Comment rendre la qualité indiscutable entre Tech et Business ?
La priorité ? Que le produit tourne et que les nouvelles fonctionnalités sortent en temps et en heure… Alors pourquoi élever la qualité d’une technologie à l’état de l’art ? Padok a défini un framework de suivi de la qualité qui met Tech et Business d’accord.
Padok est la verticale DevOps du groupe M33 (Theodo, BAM, Sicara, Sipios...), ils accompagnent les grands groupes et scale-ups sur leurs problématiques d’infrastructure : souveraineté, sécurité, performance, devX (l’expérience du développeur). Améliorer la qualité des infrastructures des clients, c’est leur dada. Depuis un an, ils ont développé ROSE, un framework qui mesure la qualité d’une infrastructure, acronyme de Résiliente, Opérable, Sécurisée, Empowering. Le résultat obtenu a dépassé leurs attentes : réduction du nombre de bugs, augmentation de la satisfaction client, engagement des équipes tech, etc. Si bien que l'indicateur est désormais suivi en board. J’ai interrogé Aurore Malherbes, CTO co-fondatrice et Clément David, CEO co-fondateur de Padok qui nous partagent leurs retours d’expériences, et pourquoi bon nombre d’entreprises devraient faire de la qualité une priorité...
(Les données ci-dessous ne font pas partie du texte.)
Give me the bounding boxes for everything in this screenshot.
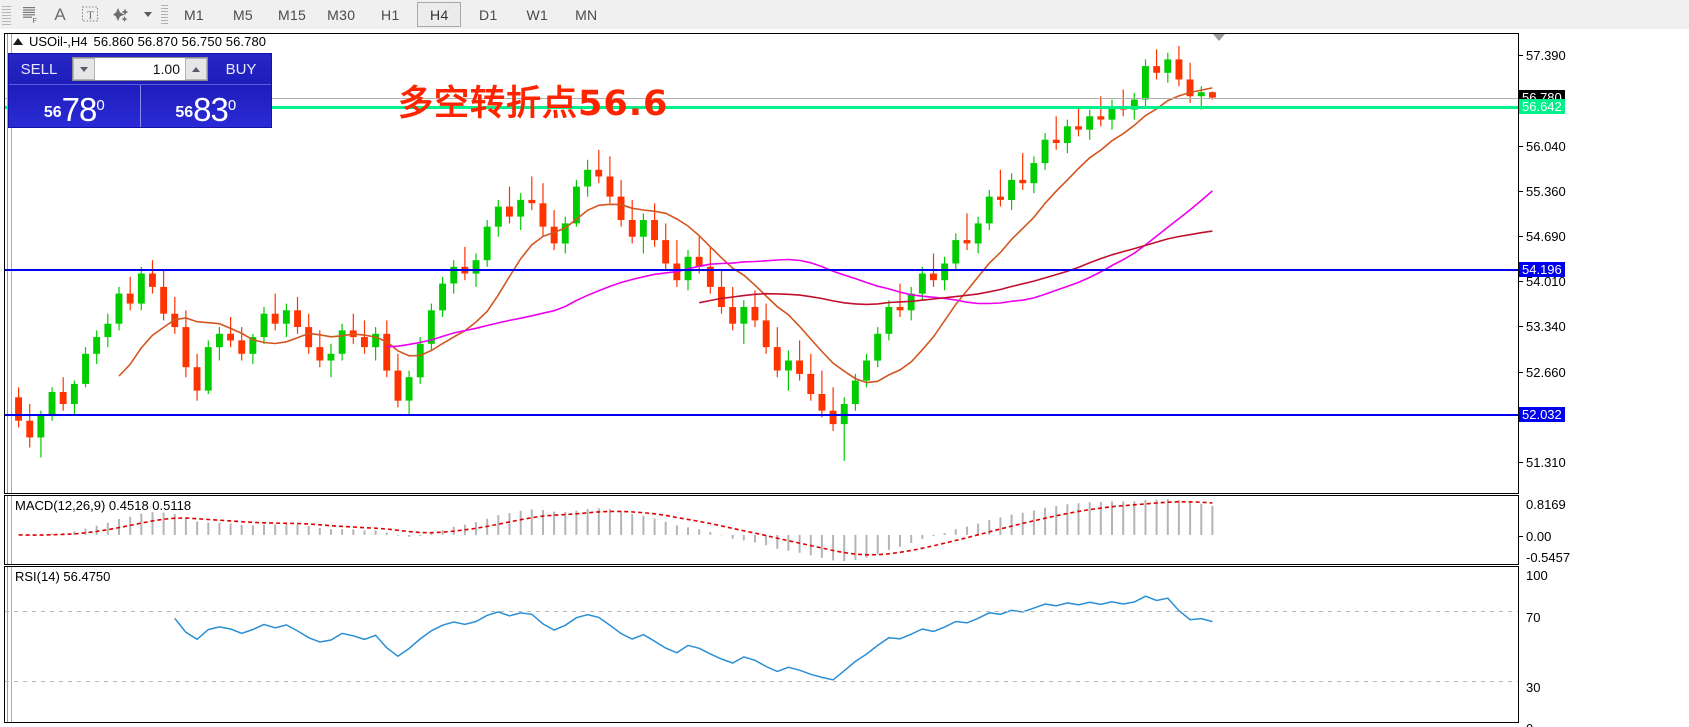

A noter, nous abordons ici la notion de qualité d’une infrastructure informatique, un prochain article abordera la qualité du code et des librairies avec Maxime Thoonsen qui nous présentera le framework 3S de Theodo ce qui permettra d’aborder de manière globale cette notion de qualité d’un asset technologique.

Pourquoi la notion de qualité est-elle si importante pour un développeur ?
Aurore : il faut comprendre que la qualité est une notion abstraite à laquelle les développeurs sont très sensibles. Elle dépend de leur formation, expérience et sensibilité… Pour l’expliquer, j’aime bien comparer le métier de développeur à celui d’artisan. Ce sont deux métiers dont le scope va de la conception à la réalisation. Un bon artisan a le souci du détail et aime que sa création dure dans le temps. C’est la même chose pour un développeur. Cependant, à moins de travailler pour les mobiliers de France, nécessitant ce travail d’orfèvre 🙂, l’artisan ne sera pas toujours mobilisé sur des chantiers haut-de-gammes. On peut lui demander de faire plus vite, avec des matériaux moins nobles, ce qui sera moins beau et moins durable mais qui correspondra davantage aux enjeux du donneur d’ordre.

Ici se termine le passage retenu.